French 'Game of Death' Shocks Audience, Contestants
Contestants believe they are electrocuting others on fake game show.
PARIS, March 17, 2010 -- The French contestants thought they were taking part in yet another traditional television quiz show, this one called "Zone Xtrême" [Extreme Zone].
The game consisted of one participant asking questions to another player locked up inside a booth, an electrode hooked up to the booth player's wrist. Any wrong answer meant the first player must push a lever that subjected the player inside the booth to electrical charges of up to 460 volts as punishment.
The audience members, clapping their hands when the contestant inside the booth answered wrong, chanted, "Punishment! Punishment! Punishment!"
Then came the cries for mercy.
"Oh no, I'm sorry, I can't, I'm sorry," one young female contestant said.
"Come on! Go on!" the show host urged.
"No, I can't, I'm sorry, this has become unbearable," the contestant continued. She eventually quit the game, but not before pushing the lever once more, and she left the set crying.
But her cries may not have been warranted. The game show is fake, the player inside the booth is an actor and the host is in on the scam.
In fact, everything is fake, including the electric shocks, but the contestants asking the questions and the crowd don't know that.
They are participating in a documentary that doubles as a scientific experiment. The goal is to show the power television holds over people and whether it can push people to outrageous lengths.
"We were amazed to see that 81 percent of the candidates gave the maximum discharge of 460 volts to the actor inside the capsule who was simulating pain," Thomas Bornot, co-director of the documentary, told ABC News.
Only 16 people among the show's 80 recruits backed out.
"We suspected that television had power, but we never set up, scientifically speaking, a system that allowed us to really measure this power," Bornot explained. "What we saw here was that a show host could order the average contestant to give potentially deadly electrical shocks to another individual."
The documentary, ominously titled "The Game of Death," will be broadcast tonight in primetime on state-run France 2 TV.
The Power of Television
The experiment is modeled on the Milgram experiment, a 1960s study led by the late American psychologist Stanley Milgram at Yale University that decrypted the mechanisms of obedience to authority figures.
At the time, 62.5 percent of the study's participants gave the maximum (but again fake) electrical discharge of 450 volts to a guinea pig. All of them tried to stop, but less than a third of them disobeyed when given an order by the scientist to continue.
Bornot said the "The Game of Death" was meant to examine some of the extreme measures seen on modern reality TV.
"It is not a pamphlet against television in general," Bornot said. "But we thought we had to pull the alarm as we came to realize that some reality TV shows are going further and further today by staging humiliation and violence.

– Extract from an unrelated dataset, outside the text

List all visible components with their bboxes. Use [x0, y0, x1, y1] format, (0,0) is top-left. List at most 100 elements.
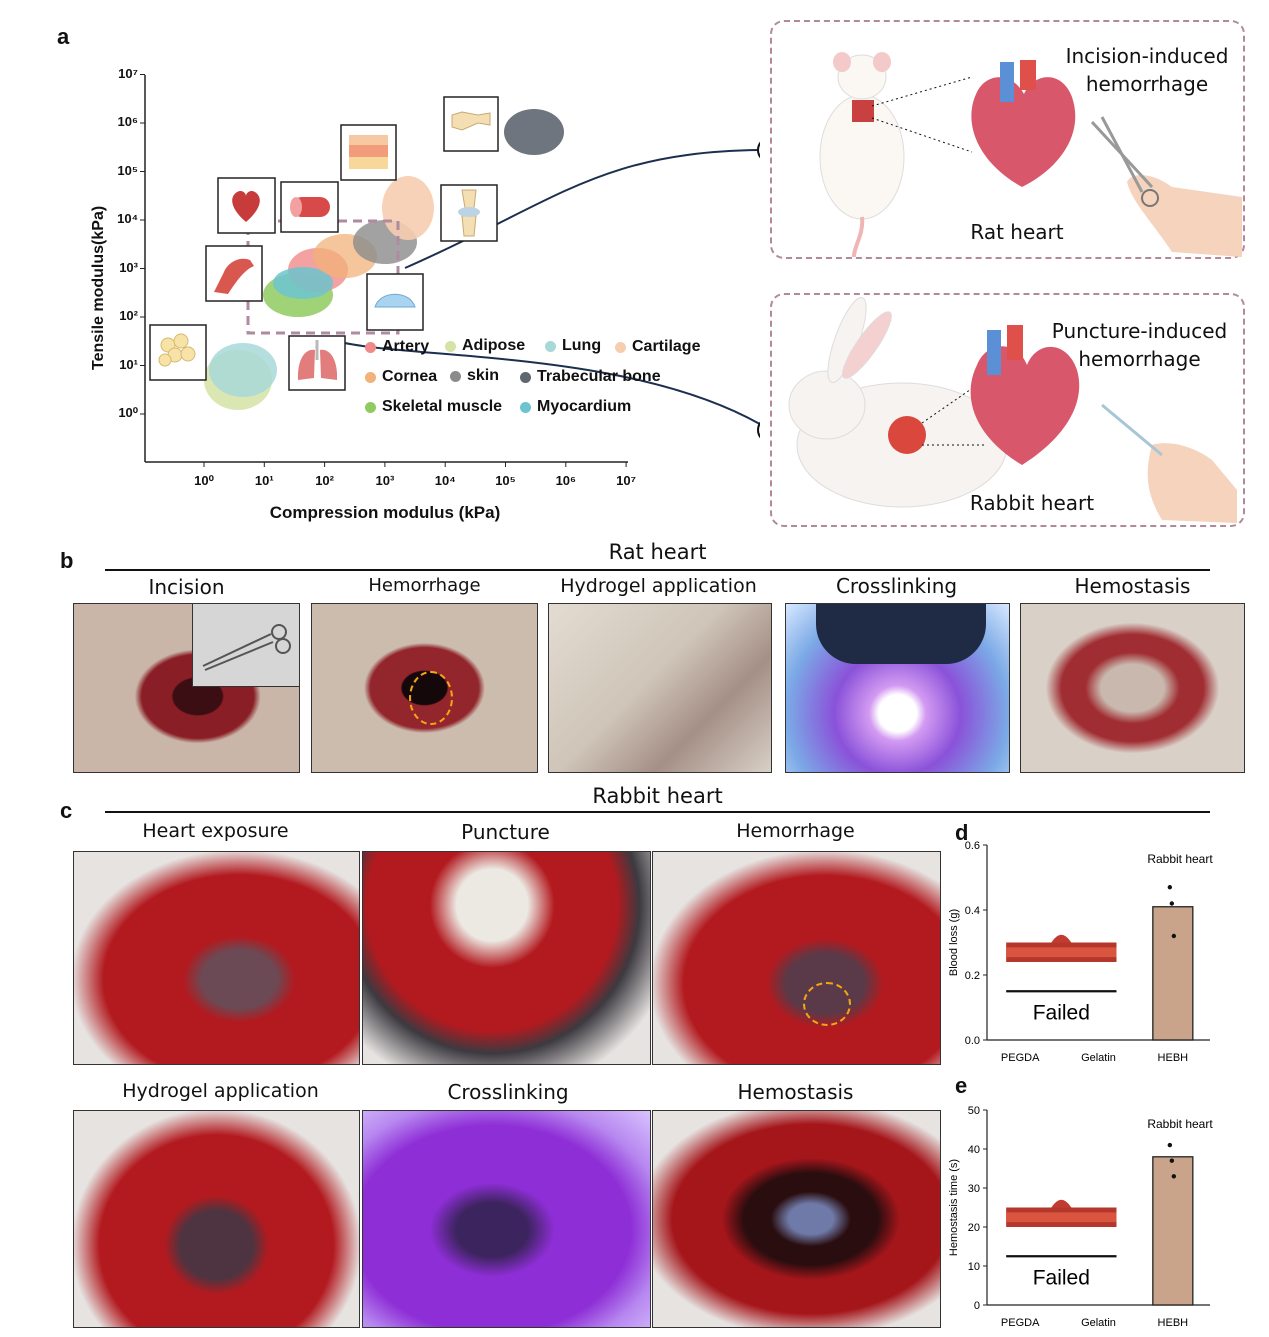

These shows have a rather strong ascendancy over the audience, most of the time the young audience.
"What we demonstrate in the documentary is the power television has."
After the show, participants in the experiment, most of them in shock, were debriefed by a team of psychologists.
"A great majority, about 60 percent of the candidates, realized that when facing a legitimate authority and when there is an abuse of power, they behaved differently. They become obedient, malleable," Bornot explained.
"There is an acknowledgment of this weakness, of this abuse of power. This is what we show in the documentary, this system of ascendancy which is hitting them. It's very difficult to disobey."